Mission afghane: Ottawa met 300 jours pour répondre aux demandes d'informations

Des citoyens de la région de Kandahar observent un soldat canadien en train d’effectuer une patrouille.
Photo: Agence France-Presse (photo) Shah Marai Des citoyens de la région de Kandahar observent un soldat canadien en train d’effectuer une patrouille.

Ottawa — Il sera de plus en plus difficile d'obtenir des informations concernant la mission canadienne en Afghanistan. Le délai «standard» pour traiter toute demande d'accès à l'information reçue par le ministère des Affaires étrangères en ce domaine est désormais de 300 jours, ou 10 mois. Le ministère affecte en effet si peu de fonctionnaires au traitement des demandes que la loi est de facto non respectée de manière systématique.

Un analyste au ministère des Affaires étrangères a confirmé au Devoir que seulement trois employés travaillent à la section «Afghanistan».

«On est en sous-capacité, c'est le délai qu'on doit prendre pour toutes les demandes qui concernent la mission. C'est standard», dit-il. «On a réduit le nombre d'analystes à notre bureau», continue-t-il. Le Devoir avait révélé l'été dernier que le ministère des Affaires étrangères ne renouvellerait pas le contrat d'une douzaine d'analystes. Il s'agit donc du fruit d'une décision, et non du hasard.

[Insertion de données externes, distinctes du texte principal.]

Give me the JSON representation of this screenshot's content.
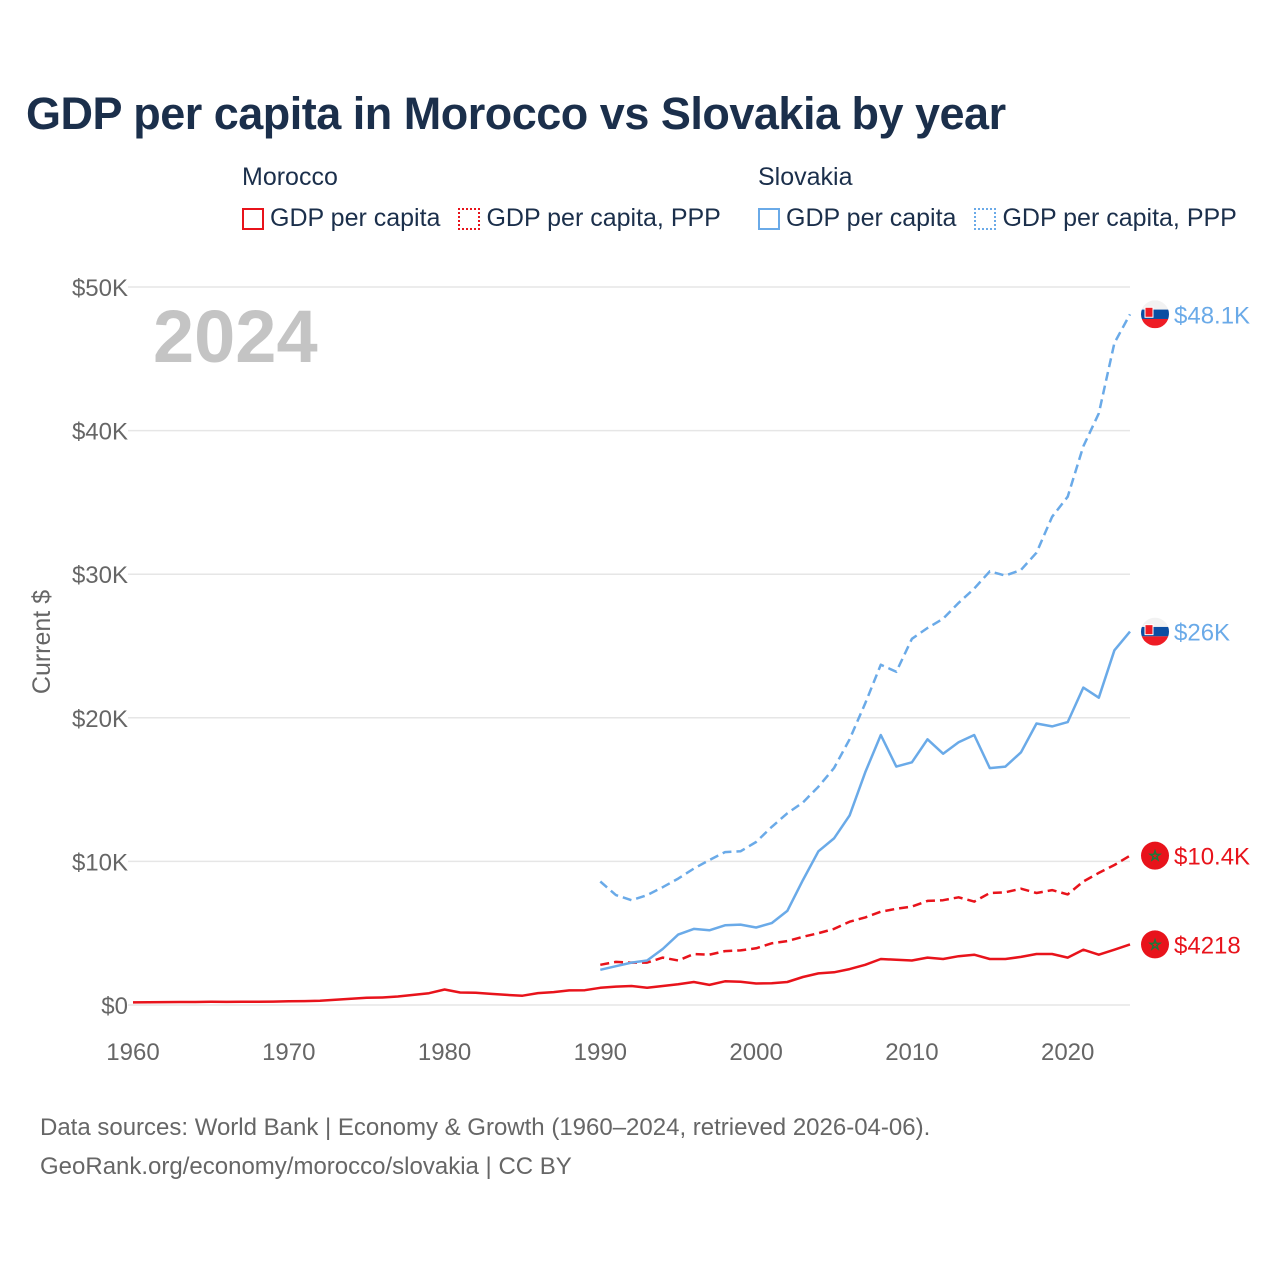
{
  "title": "GDP per capita in Morocco vs Slovakia by year",
  "legend": {
    "groups": [
      {
        "name": "Morocco",
        "items": [
          "GDP per capita",
          "GDP per capita, PPP"
        ],
        "color": "#e8131b"
      },
      {
        "name": "Slovakia",
        "items": [
          "GDP per capita",
          "GDP per capita, PPP"
        ],
        "color": "#6aaae8"
      }
    ]
  },
  "footer": {
    "line1": "Data sources: World Bank | Economy & Growth (1960–2024, retrieved 2026-04-06).",
    "line2": "GeoRank.org/economy/morocco/slovakia | CC BY"
  },
  "chart_data": {
    "type": "line",
    "title": "GDP per capita in Morocco vs Slovakia by year",
    "year_label": "2024",
    "ylabel": "Current $",
    "xlabel": "",
    "xlim": [
      1960,
      2024
    ],
    "ylim": [
      0,
      50000
    ],
    "x_ticks": [
      "1960",
      "1970",
      "1980",
      "1990",
      "2000",
      "2010",
      "2020"
    ],
    "y_ticks": [
      "$0",
      "$10K",
      "$20K",
      "$30K",
      "$40K",
      "$50K"
    ],
    "grid": true,
    "series": [
      {
        "name": "Morocco GDP per capita",
        "country": "Morocco",
        "style": "solid",
        "color": "#e8131b",
        "start_year": 1960,
        "end_label": "$4218",
        "values": [
          180,
          190,
          200,
          210,
          210,
          220,
          215,
          225,
          230,
          240,
          260,
          275,
          300,
          360,
          430,
          500,
          520,
          590,
          700,
          820,
          1080,
          870,
          850,
          770,
          700,
          650,
          830,
          900,
          1020,
          1030,
          1200,
          1280,
          1320,
          1200,
          1320,
          1450,
          1600,
          1400,
          1650,
          1620,
          1500,
          1520,
          1600,
          1950,
          2200,
          2280,
          2500,
          2800,
          3200,
          3150,
          3100,
          3300,
          3200,
          3400,
          3500,
          3200,
          3200,
          3350,
          3550,
          3550,
          3300,
          3850,
          3500,
          3850,
          4218
        ]
      },
      {
        "name": "Morocco GDP per capita, PPP",
        "country": "Morocco",
        "style": "dashed",
        "color": "#e8131b",
        "start_year": 1990,
        "end_label": "$10.4K",
        "values": [
          2800,
          3000,
          2950,
          2950,
          3300,
          3100,
          3550,
          3500,
          3750,
          3800,
          3950,
          4300,
          4450,
          4750,
          5000,
          5300,
          5800,
          6100,
          6500,
          6700,
          6850,
          7250,
          7300,
          7500,
          7200,
          7800,
          7850,
          8100,
          7800,
          8000,
          7700,
          8600,
          9200,
          9750,
          10400
        ]
      },
      {
        "name": "Slovakia GDP per capita",
        "country": "Slovakia",
        "style": "solid",
        "color": "#6aaae8",
        "start_year": 1990,
        "end_label": "$26K",
        "values": [
          2450,
          2700,
          2950,
          3100,
          3900,
          4900,
          5300,
          5200,
          5550,
          5600,
          5400,
          5700,
          6550,
          8700,
          10700,
          11600,
          13200,
          16200,
          18800,
          16600,
          16900,
          18500,
          17500,
          18300,
          18800,
          16500,
          16600,
          17600,
          19600,
          19400,
          19700,
          22100,
          21400,
          24700,
          26000
        ]
      },
      {
        "name": "Slovakia GDP per capita, PPP",
        "country": "Slovakia",
        "style": "dashed",
        "color": "#6aaae8",
        "start_year": 1990,
        "end_label": "$48.1K",
        "values": [
          8600,
          7650,
          7300,
          7650,
          8200,
          8800,
          9500,
          10100,
          10650,
          10700,
          11350,
          12400,
          13350,
          14100,
          15200,
          16500,
          18500,
          21000,
          23700,
          23200,
          25500,
          26250,
          26900,
          28000,
          29000,
          30200,
          29900,
          30300,
          31500,
          34000,
          35400,
          38900,
          41200,
          46100,
          48100
        ]
      }
    ]
  }
}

La Loi sur l'accès à l'information est claire: les demandes déposées par les journalistes ou le public doivent obtenir une réponse en 30 jours ou moins. Il s'agit donc d'un délai dix fois plus long.

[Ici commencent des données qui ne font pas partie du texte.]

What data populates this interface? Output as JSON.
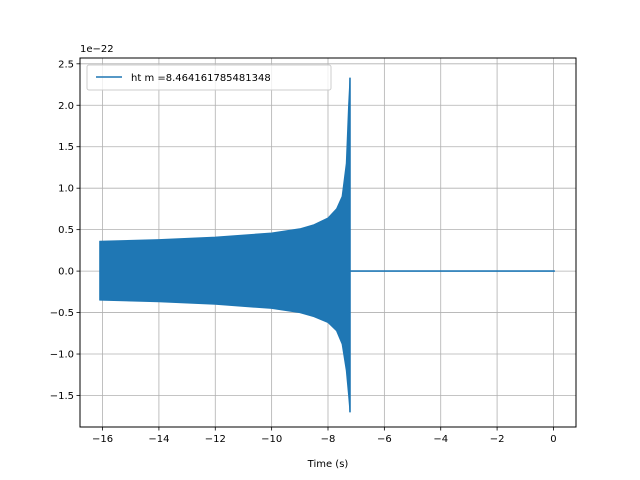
{
  "chart_data": {
    "type": "line",
    "xlabel": "Time (s)",
    "ylabel": "",
    "y_offset_label": "1e−22",
    "xlim": [
      -16.8,
      0.8
    ],
    "ylim": [
      -1.88,
      2.57
    ],
    "x_ticks": [
      -16,
      -14,
      -12,
      -10,
      -8,
      -6,
      -4,
      -2,
      0
    ],
    "x_tick_labels": [
      "−16",
      "−14",
      "−12",
      "−10",
      "−8",
      "−6",
      "−4",
      "−2",
      "0"
    ],
    "y_ticks": [
      -1.5,
      -1.0,
      -0.5,
      0.0,
      0.5,
      1.0,
      1.5,
      2.0,
      2.5
    ],
    "y_tick_labels": [
      "−1.5",
      "−1.0",
      "−0.5",
      "0.0",
      "0.5",
      "1.0",
      "1.5",
      "2.0",
      "2.5"
    ],
    "grid": true,
    "legend_position": "top-left",
    "series": [
      {
        "name": "ht m =8.464161785481348",
        "color": "#1f77b4",
        "signal_start": -16.1,
        "merger_time": -7.2,
        "signal_end": 0.05,
        "upper_envelope": [
          [
            -16.1,
            0.36
          ],
          [
            -14,
            0.38
          ],
          [
            -12,
            0.41
          ],
          [
            -10,
            0.46
          ],
          [
            -9,
            0.51
          ],
          [
            -8.5,
            0.56
          ],
          [
            -8,
            0.64
          ],
          [
            -7.7,
            0.75
          ],
          [
            -7.5,
            0.9
          ],
          [
            -7.35,
            1.3
          ],
          [
            -7.27,
            2.0
          ],
          [
            -7.22,
            2.33
          ]
        ],
        "lower_envelope": [
          [
            -16.1,
            -0.35
          ],
          [
            -14,
            -0.37
          ],
          [
            -12,
            -0.4
          ],
          [
            -10,
            -0.45
          ],
          [
            -9,
            -0.5
          ],
          [
            -8.5,
            -0.55
          ],
          [
            -8,
            -0.62
          ],
          [
            -7.7,
            -0.72
          ],
          [
            -7.5,
            -0.88
          ],
          [
            -7.35,
            -1.2
          ],
          [
            -7.27,
            -1.5
          ],
          [
            -7.22,
            -1.7
          ]
        ]
      }
    ]
  }
}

La commissaire à l'information du Canada par intérim, Suzanne Legault, ne veut pas se prononcer spécifiquement sur les 300 jours, puisque chaque cas est unique. Mais elle ajoute rapidement que les sous-ministres de chaque ministère doivent prendre au sérieux leurs obligations légales en matière d'accès à l'information et faire preuve de leadership.

«C'est sûr qu'il y a parfois des blips dans le système. Des gros dossiers arrivent, et l'institution est prise un peu par surprise [par le nombre de demandes d'accès que génère ce dossier]. Mais il y a d'autres dossiers qui ne sont pas des surprises. La guerre en Afghanistan n'est plus une surprise pour personne», dit Mme Legault en entrevue. «Il faut un nombre d'employés adéquat pour gérer les demandes. Quand on parle de leadership, c'est que le gestionnaire doit regarder son volume de travail et, considérant son obligation légale envers le public canadien, se demander quelle mesure il doit prendre pour remplir cette obligation.»

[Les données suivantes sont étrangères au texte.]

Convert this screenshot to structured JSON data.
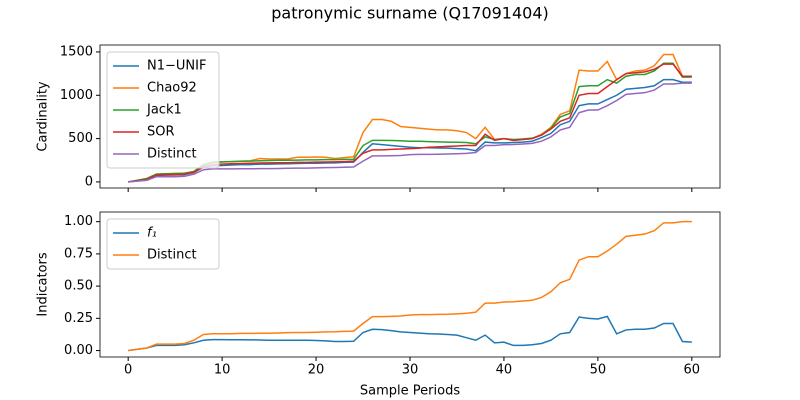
{
  "title": "patronymic surname (Q17091404)",
  "chart_data": [
    {
      "type": "line",
      "ylabel": "Cardinality",
      "legend": "upper left",
      "xlim": [
        -3,
        63
      ],
      "xticks": [
        0,
        10,
        20,
        30,
        40,
        50,
        60
      ],
      "xticklabels": false,
      "ylim": [
        -70,
        1580
      ],
      "yticks": [
        0,
        500,
        1000,
        1500
      ],
      "x": [
        0,
        1,
        2,
        3,
        4,
        5,
        6,
        7,
        8,
        9,
        10,
        11,
        12,
        13,
        14,
        15,
        16,
        17,
        18,
        19,
        20,
        21,
        22,
        23,
        24,
        25,
        26,
        27,
        28,
        29,
        30,
        31,
        32,
        33,
        34,
        35,
        36,
        37,
        38,
        39,
        40,
        41,
        42,
        43,
        44,
        45,
        46,
        47,
        48,
        49,
        50,
        51,
        52,
        53,
        54,
        55,
        56,
        57,
        58,
        59,
        60
      ],
      "series": [
        {
          "name": "N1−UNIF",
          "color": "#1f77b4",
          "values": [
            0,
            12,
            25,
            75,
            78,
            80,
            85,
            110,
            170,
            185,
            190,
            195,
            200,
            200,
            205,
            205,
            208,
            210,
            212,
            215,
            215,
            218,
            220,
            225,
            228,
            340,
            440,
            430,
            420,
            410,
            400,
            395,
            395,
            392,
            390,
            385,
            380,
            360,
            460,
            450,
            450,
            455,
            460,
            470,
            510,
            560,
            660,
            700,
            880,
            900,
            900,
            950,
            1000,
            1070,
            1080,
            1090,
            1110,
            1180,
            1180,
            1150,
            1150
          ]
        },
        {
          "name": "Chao92",
          "color": "#ff7f0e",
          "values": [
            0,
            20,
            40,
            90,
            95,
            100,
            100,
            120,
            200,
            220,
            230,
            235,
            240,
            245,
            270,
            265,
            265,
            265,
            285,
            285,
            288,
            285,
            270,
            280,
            290,
            570,
            720,
            720,
            700,
            640,
            630,
            620,
            610,
            600,
            600,
            590,
            570,
            500,
            630,
            490,
            500,
            480,
            490,
            500,
            550,
            630,
            780,
            820,
            1290,
            1280,
            1280,
            1390,
            1180,
            1250,
            1280,
            1290,
            1340,
            1470,
            1470,
            1220,
            1220
          ]
        },
        {
          "name": "Jack1",
          "color": "#2ca02c",
          "values": [
            0,
            20,
            40,
            90,
            95,
            95,
            100,
            120,
            200,
            230,
            232,
            235,
            238,
            240,
            245,
            248,
            250,
            250,
            252,
            255,
            255,
            258,
            258,
            260,
            262,
            420,
            480,
            480,
            478,
            475,
            470,
            470,
            465,
            462,
            460,
            458,
            455,
            440,
            520,
            490,
            500,
            490,
            495,
            505,
            540,
            620,
            750,
            790,
            1100,
            1110,
            1110,
            1180,
            1140,
            1220,
            1240,
            1240,
            1280,
            1370,
            1370,
            1210,
            1210
          ]
        },
        {
          "name": "SOR",
          "color": "#d62728",
          "values": [
            0,
            15,
            30,
            80,
            85,
            85,
            90,
            110,
            180,
            200,
            205,
            210,
            212,
            215,
            218,
            220,
            222,
            222,
            225,
            225,
            228,
            230,
            232,
            235,
            240,
            330,
            370,
            370,
            375,
            380,
            385,
            390,
            400,
            405,
            410,
            415,
            420,
            420,
            550,
            480,
            500,
            480,
            490,
            500,
            540,
            610,
            700,
            740,
            1000,
            1020,
            1020,
            1100,
            1180,
            1250,
            1260,
            1270,
            1300,
            1360,
            1360,
            1220,
            1220
          ]
        },
        {
          "name": "Distinct",
          "color": "#9467bd",
          "values": [
            0,
            10,
            20,
            60,
            60,
            60,
            65,
            90,
            140,
            150,
            150,
            150,
            152,
            152,
            153,
            153,
            155,
            158,
            160,
            160,
            162,
            165,
            167,
            170,
            172,
            240,
            300,
            300,
            302,
            305,
            315,
            318,
            318,
            320,
            322,
            325,
            330,
            340,
            420,
            420,
            430,
            432,
            438,
            445,
            470,
            520,
            600,
            630,
            800,
            830,
            830,
            880,
            940,
            1010,
            1020,
            1030,
            1060,
            1130,
            1130,
            1140,
            1140
          ]
        }
      ]
    },
    {
      "type": "line",
      "ylabel": "Indicators",
      "xlabel": "Sample Periods",
      "legend": "upper left",
      "xlim": [
        -3,
        63
      ],
      "xticks": [
        0,
        10,
        20,
        30,
        40,
        50,
        60
      ],
      "xticklabels": true,
      "ylim": [
        -0.05,
        1.075
      ],
      "yticks": [
        {
          "value": 0,
          "label": "0.00"
        },
        {
          "value": 0.25,
          "label": "0.25"
        },
        {
          "value": 0.5,
          "label": "0.50"
        },
        {
          "value": 0.75,
          "label": "0.75"
        },
        {
          "value": 1,
          "label": "1.00"
        }
      ],
      "x": [
        0,
        1,
        2,
        3,
        4,
        5,
        6,
        7,
        8,
        9,
        10,
        11,
        12,
        13,
        14,
        15,
        16,
        17,
        18,
        19,
        20,
        21,
        22,
        23,
        24,
        25,
        26,
        27,
        28,
        29,
        30,
        31,
        32,
        33,
        34,
        35,
        36,
        37,
        38,
        39,
        40,
        41,
        42,
        43,
        44,
        45,
        46,
        47,
        48,
        49,
        50,
        51,
        52,
        53,
        54,
        55,
        56,
        57,
        58,
        59,
        60
      ],
      "series": [
        {
          "name": "f₁",
          "color": "#1f77b4",
          "values": [
            0,
            0.01,
            0.02,
            0.04,
            0.04,
            0.04,
            0.045,
            0.06,
            0.08,
            0.085,
            0.085,
            0.084,
            0.084,
            0.083,
            0.082,
            0.08,
            0.08,
            0.08,
            0.08,
            0.08,
            0.078,
            0.075,
            0.07,
            0.07,
            0.072,
            0.14,
            0.165,
            0.162,
            0.155,
            0.145,
            0.14,
            0.135,
            0.13,
            0.128,
            0.125,
            0.12,
            0.1,
            0.08,
            0.12,
            0.06,
            0.065,
            0.04,
            0.04,
            0.045,
            0.055,
            0.08,
            0.13,
            0.14,
            0.26,
            0.25,
            0.245,
            0.265,
            0.13,
            0.16,
            0.165,
            0.165,
            0.175,
            0.21,
            0.21,
            0.07,
            0.065
          ]
        },
        {
          "name": "Distinct",
          "color": "#ff7f0e",
          "values": [
            0,
            0.01,
            0.02,
            0.05,
            0.05,
            0.05,
            0.055,
            0.08,
            0.125,
            0.13,
            0.13,
            0.13,
            0.133,
            0.133,
            0.134,
            0.134,
            0.136,
            0.139,
            0.14,
            0.14,
            0.142,
            0.145,
            0.146,
            0.149,
            0.151,
            0.21,
            0.263,
            0.263,
            0.265,
            0.268,
            0.276,
            0.279,
            0.279,
            0.281,
            0.282,
            0.285,
            0.289,
            0.298,
            0.368,
            0.368,
            0.377,
            0.379,
            0.384,
            0.39,
            0.412,
            0.456,
            0.526,
            0.553,
            0.702,
            0.728,
            0.728,
            0.772,
            0.825,
            0.886,
            0.895,
            0.904,
            0.93,
            0.991,
            0.991,
            1.0,
            1.0
          ]
        }
      ]
    }
  ]
}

En prorogeant le Parlement le 30 décembre, le premier ministre Stephen Harper a mis un terme aux travaux du comité parlementaire qui se penchait sur le traitement réservé aux prisonniers faits par le Canada en Afghanistan.

Michel Drapeau, un avocat qui se spécialise dans les demandes d'accès à l'information, est outré de ces délais qui «tuent le concept d'accès à l'information». Une information qui est soumise 10 mois après qu'un événement s'est produit n'est souvent plus pertinente au débat public. Moins diplomate que Mme Legault, Michel Drapeau dit croire que l'affectation de peu de personnel au ministère des Affaires étrangères relève d'une décision consciente. «C'est le même processus d'étouffement qu'avec la prorogation du Parlement [...]. Ça participe de la même pensée. Si c'est le cas, on a un problème, car on manipule les leviers qui sont là pour la démocratie.»

Le ministère des Affaires étrangères est souvent montré du doigt pour son traitement jugé insatisfaisant des demandes d'accès à l'information. L'année dernière, dans son rapport de performance réalisé par le commissaire à l'information du Canada, il avait obtenu la note «F» et deux étoiles sur cinq. Son temps moyen de traitement des demandes était alors de «seulement» 132 jours.

En 2008-2009, le ministère avait reçu seulement 2 % de toutes les demandes d'accès déposées au gouvernement fédéral, soit 665 demandes. Selon M. Drapeau, il s'agit de la preuve que, contrairement à ce que prétend le gouvernement, il n'y a pas surcharge de travail. «Dans les années 70, quand la loi a été mise sur pied, on prévoyait un rythme de croisière de 70 000 demandes. On est à la moitié de cela.» Il a eu 34 041 demandes déposées en 2008-2009.